Kröpeliner-Tor-Vorstadt. Die Lippen knallrot, der Lidschatten grün- golden, die Wimpern künstlich verlängert, weißes Puder für die Wangen — das obligatorische Make-up, wenn Jörgen Heiser als „Schwester Rosa La Ola Grande vom Orden der perpetuellen Indulgenz“ beim Christopher Street Day (CSD) um Spenden für Aids-Projekte wirbt. Am 20. Juli, wenn Schwule, Lesben und Transgender durch Rostock ziehen, könnte Heiser diese Optik Handschellen einbringen. Nebst Strafanzeige. Auslöser sind die Auflagen des Stadtamts.
Das sieht in der frech-fröhlichen Maskerade einen Verstoß gegen das Vermummungsverbot.
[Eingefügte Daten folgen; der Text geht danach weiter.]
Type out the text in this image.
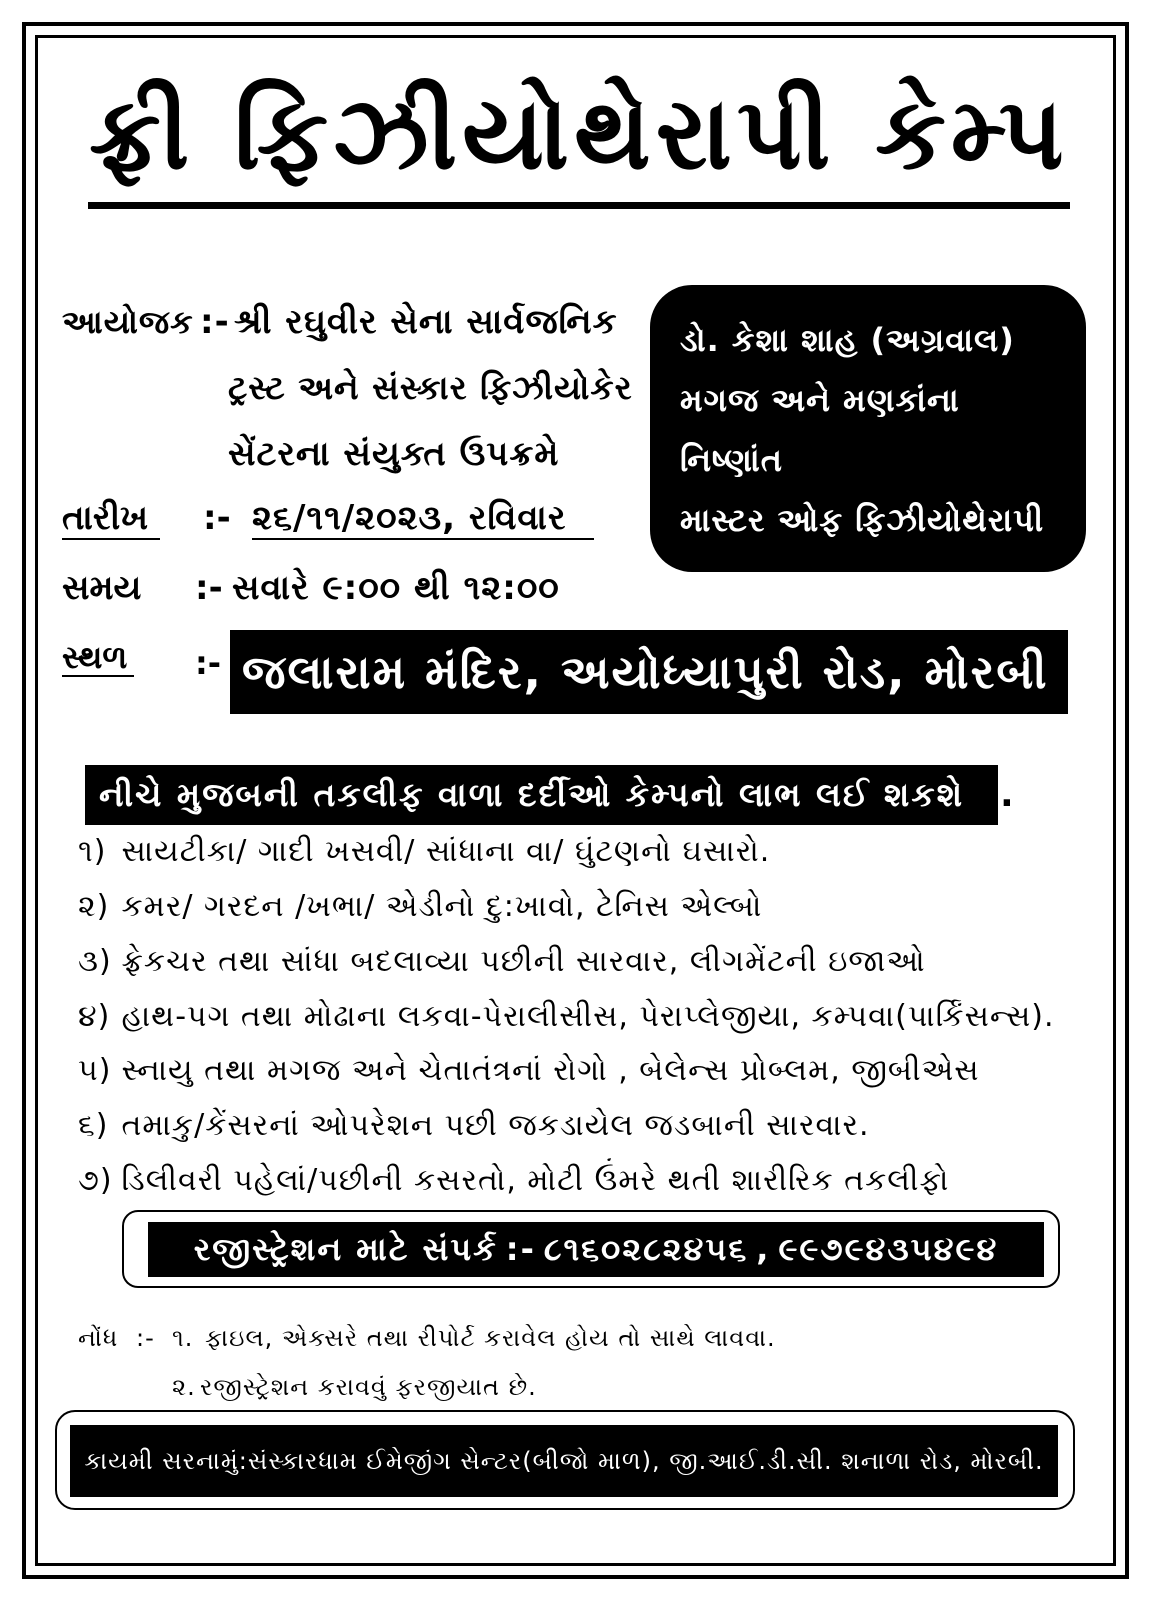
ફ્રી ફિઝીયોથેરાપી કેમ્પ
આયોજક :- શ્રી રઘુવીર સેના સાર્વજનિક
ટ્રસ્ટ અને સંસ્કાર ફિઝીયોકેર
સેંટરના સંયુક્ત ઉપક્રમે
ડો. કેશા શાહ (અગ્રવાલ)
મગજ અને મણકાંના
નિષ્ણાંત
માસ્ટર ઓફ ફિઝીયોથેરાપી
તારીખ	:- ૨૬/૧૧/૨૦૨૩, રવિવાર
સમય	:- સવારે ૯:૦૦ થી ૧૨:૦૦
સ્થળ :- જલારામ મંદિર, અયોધ્યાપુરી રોડ, મોરબી
નીચે મુજબની તકલીફ વાળા દર્દીઓ કેમ્પનો લાભ લઈ શકશે .
૧) સાયટીકા/ ગાદી ખસવી/ સાંધાના વા/ ઘુંટણનો ઘસારો.
૨) કમર/ ગરદન /ખભા/ એડીનો દુ:ખાવો, ટેનિસ એલ્બો
૩) ફ્રેકચર તથા સાંધા બદલાવ્યા પછીની સારવાર, લીગમેંટની ઇજાઓ
૪) હાથ-પગ તથા મોઢાના લકવા-પેરાલીસીસ, પેરાપ્લેજીયા, કમ્પવા(પાર્કિંસન્સ).
૫) સ્નાયુ તથા મગજ અને ચેતાતંત્રનાં રોગો , બેલેન્સ પ્રોબ્લમ, જીબીએસ
૬) તમાકુ/કેંસરનાં ઓપરેશન પછી જકડાયેલ જડબાની સારવાર.
૭) ડિલીવરી પહેલાં/પછીની કસરતો, મોટી ઉંમરે થતી શારીરિક તકલીફો
રજીસ્ટ્રેશન માટે સંપર્ક :- ૮૧૬૦૨૮૨૪૫૬ , ૯૯૭૯૪૩૫૪૯૪
નોંધ :- ૧. ફાઇલ, એક્સરે તથા રીપોર્ટ કરાવેલ હોય તો સાથે લાવવા.
૨. રજીસ્ટ્રેશન કરાવવું ફરજીયાત છે.
કાયમી સરનામું:સંસ્કારધામ ઈમેજીંગ સેન્ટર(બીજો માળ), જી.આઈ.ડી.સી. શનાળા રોડ, મોરબી.
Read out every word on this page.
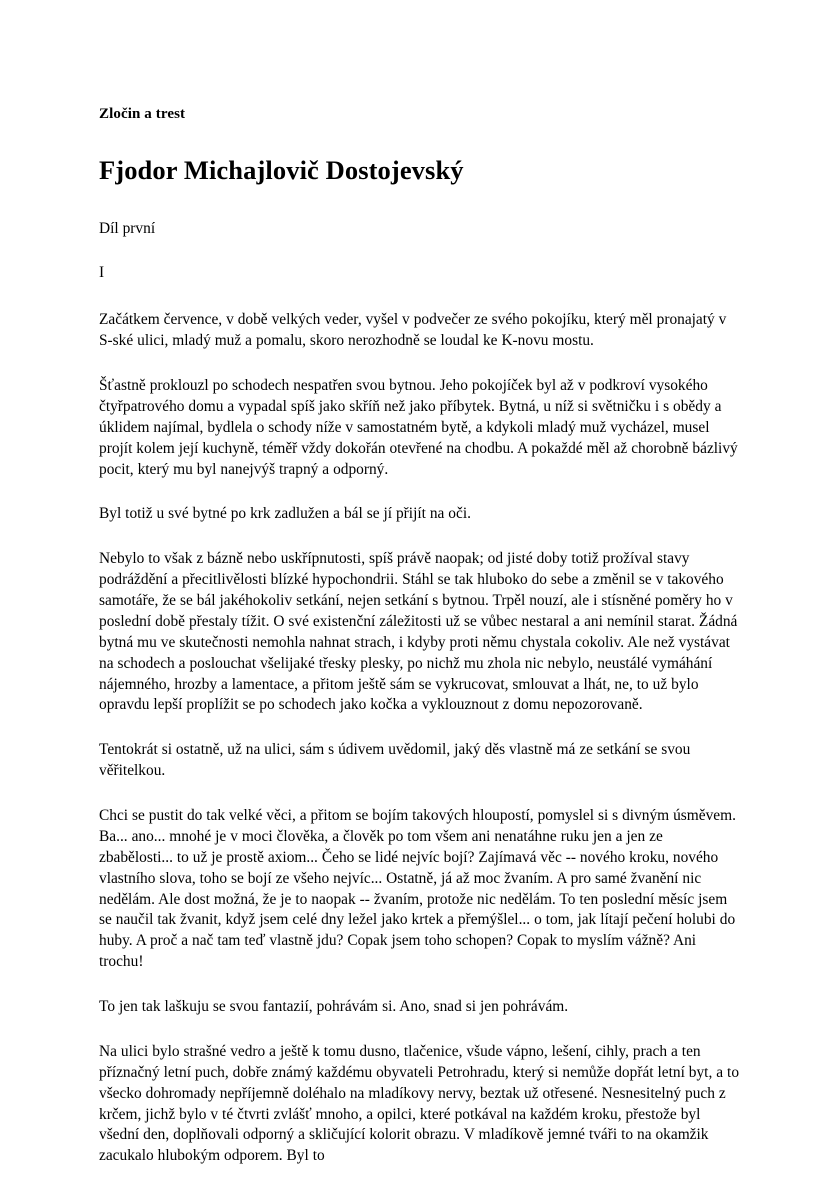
Zločin a trest
Fjodor Michajlovič Dostojevský

Díl první

I

Začátkem července, v době velkých veder, vyšel v podvečer ze svého pokojíku, který měl pronajatý v S-ské ulici, mladý muž a pomalu, skoro nerozhodně se loudal ke K-novu mostu.

Šťastně proklouzl po schodech nespatřen svou bytnou. Jeho pokojíček byl až v podkroví vysokého čtyřpatrového domu a vypadal spíš jako skříň než jako příbytek. Bytná, u níž si světničku i s obědy a úklidem najímal, bydlela o schody níže v samostatném bytě, a kdykoli mladý muž vycházel, musel projít kolem její kuchyně, téměř vždy dokořán otevřené na chodbu. A pokaždé měl až chorobně bázlivý pocit, který mu byl nanejvýš trapný a odporný.

Byl totiž u své bytné po krk zadlužen a bál se jí přijít na oči.

Nebylo to však z bázně nebo uskřípnutosti, spíš právě naopak; od jisté doby totiž prožíval stavy podráždění a přecitlivělosti blízké hypochondrii. Stáhl se tak hluboko do sebe a změnil se v takového samotáře, že se bál jakéhokoliv setkání, nejen setkání s bytnou. Trpěl nouzí, ale i stísněné poměry ho v poslední době přestaly tížit. O své existenční záležitosti už se vůbec nestaral a ani nemínil starat. Žádná bytná mu ve skutečnosti nemohla nahnat strach, i kdyby proti němu chystala cokoliv. Ale než vystávat na schodech a poslouchat všelijaké třesky plesky, po nichž mu zhola nic nebylo, neustálé vymáhání nájemného, hrozby a lamentace, a přitom ještě sám se vykrucovat, smlouvat a lhát, ne, to už bylo opravdu lepší proplížit se po schodech jako kočka a vyklouznout z domu nepozorovaně.

Tentokrát si ostatně, už na ulici, sám s údivem uvědomil, jaký děs vlastně má ze setkání se svou věřitelkou.

Chci se pustit do tak velké věci, a přitom se bojím takových hloupostí, pomyslel si s divným úsměvem. Ba... ano... mnohé je v moci člověka, a člověk po tom všem ani nenatáhne ruku jen a jen ze zbabělosti... to už je prostě axiom... Čeho se lidé nejvíc bojí? Zajímavá věc -- nového kroku, nového vlastního slova, toho se bojí ze všeho nejvíc... Ostatně, já až moc žvaním. A pro samé žvanění nic nedělám. Ale dost možná, že je to naopak -- žvaním, protože nic nedělám. To ten poslední měsíc jsem se naučil tak žvanit, když jsem celé dny ležel jako krtek a přemýšlel... o tom, jak lítají pečení holubi do huby. A proč a nač tam teď vlastně jdu? Copak jsem toho schopen? Copak to myslím vážně? Ani trochu!

To jen tak laškuju se svou fantazií, pohrávám si. Ano, snad si jen pohrávám.

Na ulici bylo strašné vedro a ještě k tomu dusno, tlačenice, všude vápno, lešení, cihly, prach a ten příznačný letní puch, dobře známý každému obyvateli Petrohradu, který si nemůže dopřát letní byt, a to všecko dohromady nepříjemně doléhalo na mladíkovy nervy, beztak už otřesené. Nesnesitelný puch z krčem, jichž bylo v té čtvrti zvlášť mnoho, a opilci, které potkával na každém kroku, přestože byl všední den, doplňovali odporný a skličující kolorit obrazu. V mladíkově jemné tváři to na okamžik zacukalo hlubokým odporem. Byl to
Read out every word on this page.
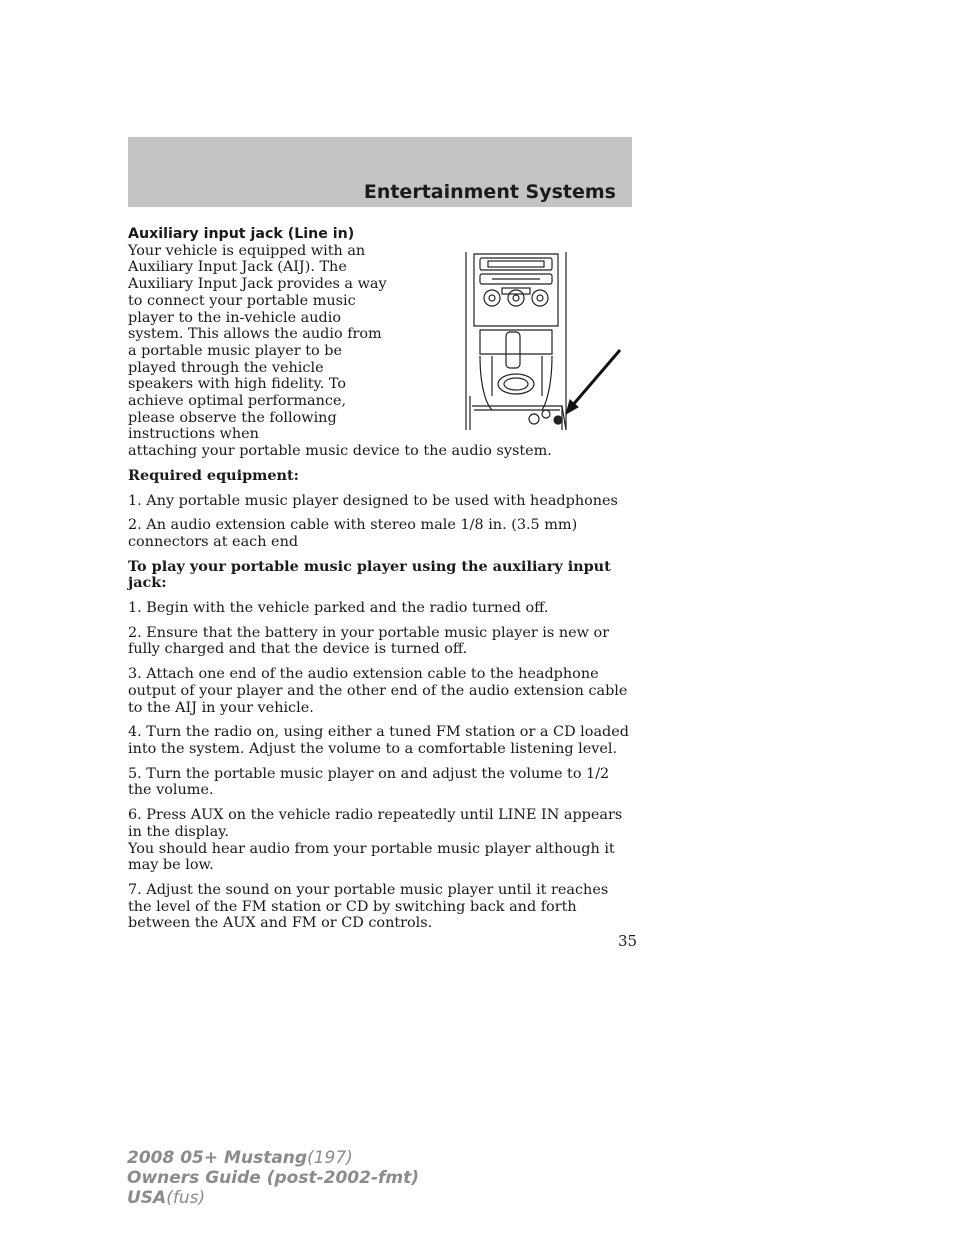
Entertainment Systems

Auxiliary input jack (Line in)

Your vehicle is equipped with an Auxiliary Input Jack (AIJ). The Auxiliary Input Jack provides a way to connect your portable music player to the in-vehicle audio system. This allows the audio from a portable music player to be played through the vehicle speakers with high fidelity. To achieve optimal performance, please observe the following instructions when

attaching your portable music device to the audio system.

Required equipment:

1. Any portable music player designed to be used with headphones

2. An audio extension cable with stereo male 1/8 in. (3.5 mm) connectors at each end

To play your portable music player using the auxiliary input jack:

1. Begin with the vehicle parked and the radio turned off.

2. Ensure that the battery in your portable music player is new or fully charged and that the device is turned off.

3. Attach one end of the audio extension cable to the headphone output of your player and the other end of the audio extension cable to the AIJ in your vehicle.

4. Turn the radio on, using either a tuned FM station or a CD loaded into the system. Adjust the volume to a comfortable listening level.

5. Turn the portable music player on and adjust the volume to 1/2 the volume.

6. Press AUX on the vehicle radio repeatedly until LINE IN appears in the display.

You should hear audio from your portable music player although it may be low.

7. Adjust the sound on your portable music player until it reaches the level of the FM station or CD by switching back and forth between the AUX and FM or CD controls.

35
2008 05+ Mustang(197)
Owners Guide (post-2002-fmt)
USA(fus)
Und legt elf Tage, bevor bis zu 5000 Menschen für gleiche Rechte aller auf die Straße gehen, mit einem dicken Katalog an Verboten nach. Fassungslosigkeit beim Rostocker CSD-Verein. „Bleibt die Behörde hart, müssen wir den Tag kurzfristig absagen“, kündigt Mathias Luther vom Vorstand an. Bitter für die sechs Ehrenamtler, die seit einem Jahr Demo und Bühnenprogramm auf dem Neuen Markt vorbereiten.
„Geht es nach dem Behördenwillen, dürfen weder Musik gespielt noch Getränke oder Grillwurst verkauft, nicht mal Sitzmöglichkeiten aufgestellt werden“, zählt CSD- Vorstand André Kurth auf. „Und das bei einer auf neun Stunden ausgelegten Großveranstaltung.“
Noch schwerer wiegt das Verbot der Kinderbetreuung. Keine Hüpfburg, keine Bastelecke. „Gemäß unserem Motto ,Familie ist Vielfalt! Denn auch wir sind gute Eltern wollten wir dem Nachwuchs von Teilnehmern und Zuschauern Ablenkung bieten. Das Nein ist ein Schlag unter die Gürtellinie“, sagt Luther. Resignation auch bei Mitstreiter Hannes Möller: „Um das Alkoholverbot sicherzustellen, müssten wir den Platz einzäunen, alle Taschen kontrollieren. Unmöglich.“
Das Hickhack zwischen Sachbearbeitern und Organisator zieht sich über Monate. „Das Amt zweifelt die politische Ausrichtung an“, erläutert Luther. „Will uns in die Ecke ,Vergnügungsevent drängen und damit Gebühren verlangen.“ Kosten, die dem Verein bei einer angemeldeten Demo nicht entstünden. Das Geld ist knapp. Rund 10 000 Euro muss der Verein aufbringen, um den CSD zu stemmen. Finanziert von Sponsoren und aus den Einnahmen beteiligter Gastronomen. „Die Jahr für Jahr zu gewinnen, ist ein mühsames Geschäft, da bleibt nichts über“, sagt Kurth.
In einem letzten Akt des Aufbegehrens sucht der Verein nun Hilfe bei den Parteien der Stadt. „Linke und Rostocker Bund haben sofort reagiert“, sagt Luther. Auch die Schirmherrin des CSD, Bürgerschaftspräsidentin Karina Jens, hat sich in die Spur gesetzt: „Die Forderungen der Verwaltung kann ich nicht nachvollziehen.“ Schützenhilfe gibt es auch von Oberbürgermeister Roland Methling (UFR). Der hat seine Mitarbeiter zu einem heutigen Gespräch mit den Veranstaltern vergattert. „Und das mit Ergebnis“, so Methling.